E se os primeiros parágrafos chocam, o abalo causado pelo livro é maior ainda ao retratar um futuro “hipotético” em que o “esquema” ganha inicial maiúscula ao se institucionalizar e substituir o governo de vez, ao mesmo tempo em que a tão comentada guerra pela água se torna uma realidade.
No entanto, o inimigo não é exterior. A própria população de São Paulo vê a água dos rios brasileiros se tornar peça de museu enquanto bebe urina reciclada e realiza subornos com fichas de água.
É nesse contexto de superpopulação que vive Souza, um professor de história que se aposenta de maneira compulsória. Depois que as escolas deixam de existir ele passa a trabalhar em uma ocupação burocrática e vê a sua realidade de maneira mais crítica após ganhar um inexplicável furo na mão.
Ainda que se orgulhe da marca, muitas consequências surgem a partir dela, como o abandono da mulher, a demissão, a invasão da sua casa e a perda do seu respeito.

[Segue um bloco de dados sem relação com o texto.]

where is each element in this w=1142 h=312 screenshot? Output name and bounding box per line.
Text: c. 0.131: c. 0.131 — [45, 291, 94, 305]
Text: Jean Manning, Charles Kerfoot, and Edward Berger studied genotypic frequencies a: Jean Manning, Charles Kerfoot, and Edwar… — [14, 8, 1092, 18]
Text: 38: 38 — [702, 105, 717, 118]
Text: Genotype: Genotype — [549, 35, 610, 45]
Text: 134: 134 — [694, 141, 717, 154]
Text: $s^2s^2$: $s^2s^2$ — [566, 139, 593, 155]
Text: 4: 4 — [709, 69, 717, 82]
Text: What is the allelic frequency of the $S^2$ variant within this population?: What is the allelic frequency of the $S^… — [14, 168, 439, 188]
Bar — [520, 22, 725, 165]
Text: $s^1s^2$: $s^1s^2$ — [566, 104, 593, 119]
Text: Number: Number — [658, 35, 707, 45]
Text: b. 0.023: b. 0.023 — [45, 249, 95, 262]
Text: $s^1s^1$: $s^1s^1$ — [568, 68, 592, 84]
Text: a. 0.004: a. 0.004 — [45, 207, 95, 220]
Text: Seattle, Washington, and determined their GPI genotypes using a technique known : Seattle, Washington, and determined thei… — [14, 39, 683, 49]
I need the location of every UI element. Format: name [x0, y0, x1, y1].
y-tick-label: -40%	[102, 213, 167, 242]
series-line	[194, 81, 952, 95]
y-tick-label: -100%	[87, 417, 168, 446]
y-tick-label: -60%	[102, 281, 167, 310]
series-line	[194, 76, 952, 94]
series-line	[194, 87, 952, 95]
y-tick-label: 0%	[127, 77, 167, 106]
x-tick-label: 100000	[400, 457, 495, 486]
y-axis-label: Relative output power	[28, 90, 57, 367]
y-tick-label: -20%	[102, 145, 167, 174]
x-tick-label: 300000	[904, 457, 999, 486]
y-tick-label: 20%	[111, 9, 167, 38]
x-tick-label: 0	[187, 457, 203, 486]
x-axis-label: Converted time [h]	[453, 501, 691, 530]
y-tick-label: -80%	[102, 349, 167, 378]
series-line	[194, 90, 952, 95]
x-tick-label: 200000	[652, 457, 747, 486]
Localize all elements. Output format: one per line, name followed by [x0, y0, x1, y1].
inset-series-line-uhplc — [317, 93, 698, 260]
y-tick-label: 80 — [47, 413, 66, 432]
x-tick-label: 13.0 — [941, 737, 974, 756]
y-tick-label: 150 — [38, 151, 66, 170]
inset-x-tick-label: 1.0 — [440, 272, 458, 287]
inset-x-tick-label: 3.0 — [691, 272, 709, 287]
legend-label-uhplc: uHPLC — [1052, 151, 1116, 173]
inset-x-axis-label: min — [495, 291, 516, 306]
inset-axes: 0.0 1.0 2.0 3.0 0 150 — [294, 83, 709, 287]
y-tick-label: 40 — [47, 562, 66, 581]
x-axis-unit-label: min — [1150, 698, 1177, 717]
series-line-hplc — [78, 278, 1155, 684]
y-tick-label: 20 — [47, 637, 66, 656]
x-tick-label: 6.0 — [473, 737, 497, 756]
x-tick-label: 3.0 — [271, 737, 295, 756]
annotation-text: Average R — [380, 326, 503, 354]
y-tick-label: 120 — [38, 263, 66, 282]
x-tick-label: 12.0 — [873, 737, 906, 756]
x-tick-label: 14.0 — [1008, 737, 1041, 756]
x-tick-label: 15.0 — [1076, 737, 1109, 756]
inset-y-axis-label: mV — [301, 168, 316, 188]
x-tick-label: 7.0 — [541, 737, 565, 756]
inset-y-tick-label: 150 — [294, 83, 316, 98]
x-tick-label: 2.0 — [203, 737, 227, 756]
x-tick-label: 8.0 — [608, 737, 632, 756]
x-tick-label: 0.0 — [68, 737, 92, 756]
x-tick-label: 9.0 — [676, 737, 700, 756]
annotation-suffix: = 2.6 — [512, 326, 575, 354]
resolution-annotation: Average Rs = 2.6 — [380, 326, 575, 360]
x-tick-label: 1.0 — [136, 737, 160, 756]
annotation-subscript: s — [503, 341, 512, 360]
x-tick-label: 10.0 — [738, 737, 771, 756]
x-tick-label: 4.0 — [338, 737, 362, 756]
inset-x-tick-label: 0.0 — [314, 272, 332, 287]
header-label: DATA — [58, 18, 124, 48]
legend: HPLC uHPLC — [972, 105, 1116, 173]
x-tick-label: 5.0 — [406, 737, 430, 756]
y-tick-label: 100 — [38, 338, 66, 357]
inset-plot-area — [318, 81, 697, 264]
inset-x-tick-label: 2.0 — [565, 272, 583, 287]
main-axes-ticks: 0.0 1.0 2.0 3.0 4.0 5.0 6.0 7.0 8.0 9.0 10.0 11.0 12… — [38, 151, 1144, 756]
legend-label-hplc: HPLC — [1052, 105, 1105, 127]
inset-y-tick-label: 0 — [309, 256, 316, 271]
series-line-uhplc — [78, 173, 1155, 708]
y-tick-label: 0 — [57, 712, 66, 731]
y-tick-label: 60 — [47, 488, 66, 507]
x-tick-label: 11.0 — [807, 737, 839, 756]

Mas, a maioria dos conflitos de Souza são também os de uma grande população, fazendo com que a obra dê uma atenção ao meio ambiente que muitas vezes não damos. Dessa forma, o homem com o furo na mão vive disputando o seu espaço em um ambiente em que o superpovoamento passou do limite pelo fato de as pessoas irem à capital tentando fugir de um calor ainda maior em outras regiões.
No entanto, se a obra vencedora do Prêmio Illa como melhor livro Latino-Americano publicado na Itália em 1983 ganhou destaque por fazer uma alegoria à ditadura, nos dias atuais o que impressiona é a semelhança com a realidade.
Essa relação está presente, por exemplo, quando Souza se refere à reserva da Cantereira como um local com “inclinações peladas, cheias de erosão, onde tinha sido a maior reserva florestal de São Paulo. Solo seco, pedregoso, calcinado”.
Outro aspecto presente no livro e que reflete na atualidade é a especulação imobiliária, que fez com que casas se extinguissem para dar lugar a prédios, tornando até os cemitérios locais que seguem a lógica do “quanto mais alto, melhor”. Mas, claro, a regra só é válida para quem tem dinheiro, já que os demais corpos são empilhados em locais mais afastados onde o restante da população se concentra em acampamentos paupérrimos e luta para sobreviver se abrigando em marquises extensas que cercam a cidade.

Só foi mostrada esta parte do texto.